Projeto imobiliário no Bosque da Barra prevê oito blocos de apartamentos em área considerada de relevante interesse ambiental às margens da Lagoa de Jacarepaguá.
Ao Ministério Público do Rio de Janeiro (MPRJ) recomendou que a Prefeitura do Rio não conceda licenças ambientais nem autorizações para remoção de vegetação para a construção de um condomínio no entorno do Parque Municipal Bosque da Barra, na Zona Oeste da cidade.

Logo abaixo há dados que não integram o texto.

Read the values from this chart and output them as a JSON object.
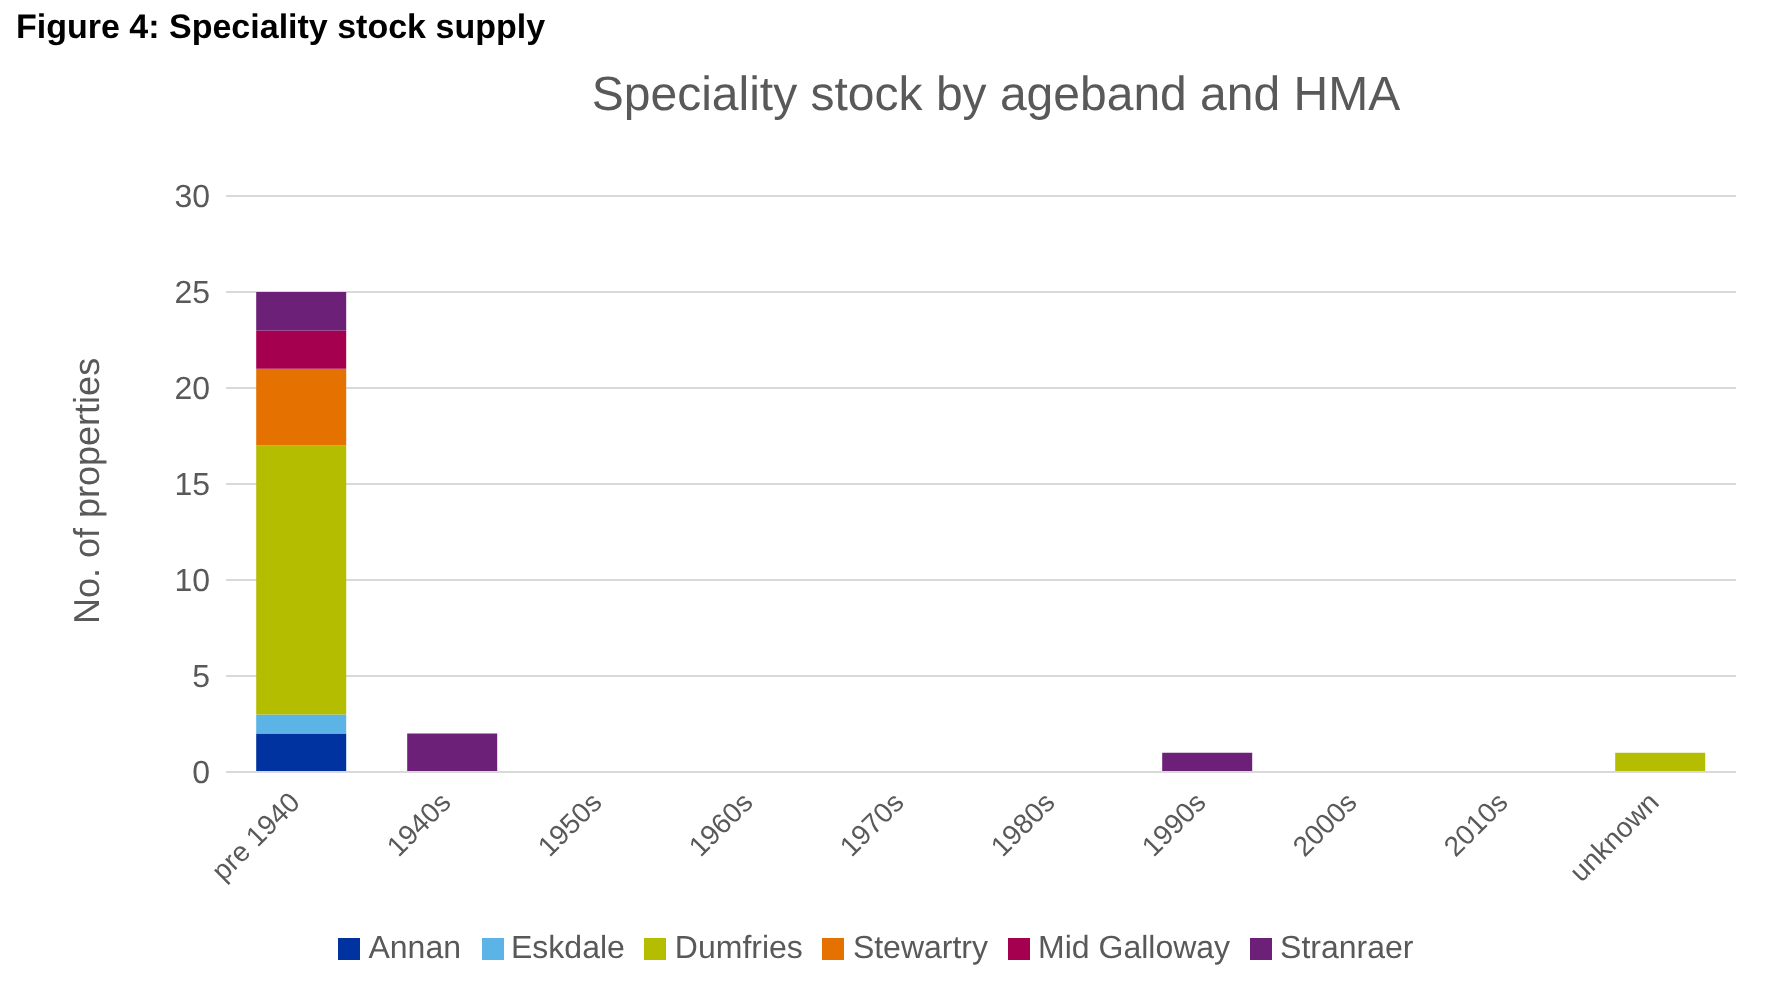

Segundo o Ministério Público, o empreendimento prevê o corte de aproximadamente 900 árvores em uma área classificada pela própria Secretaria Municipal de Meio Ambiente como de relevante interesse ambiental para a preservação do bioma da Mata Atlântica.
Reações iniciais
A recomendação foi feita no âmbito de uma investigação sobre o licenciamento do empreendimento, que prevê a construção de oito blocos de apartamentos às margens da Lagoa de Jacarepaguá. O projeto é da empresa CBR 217, ligada à construtora Cyrela.
Na recomendação, o Ministério Público cita que a própria Secretaria Municipal de Meio Ambiente classificou o local como uma área ambientalmente sensível.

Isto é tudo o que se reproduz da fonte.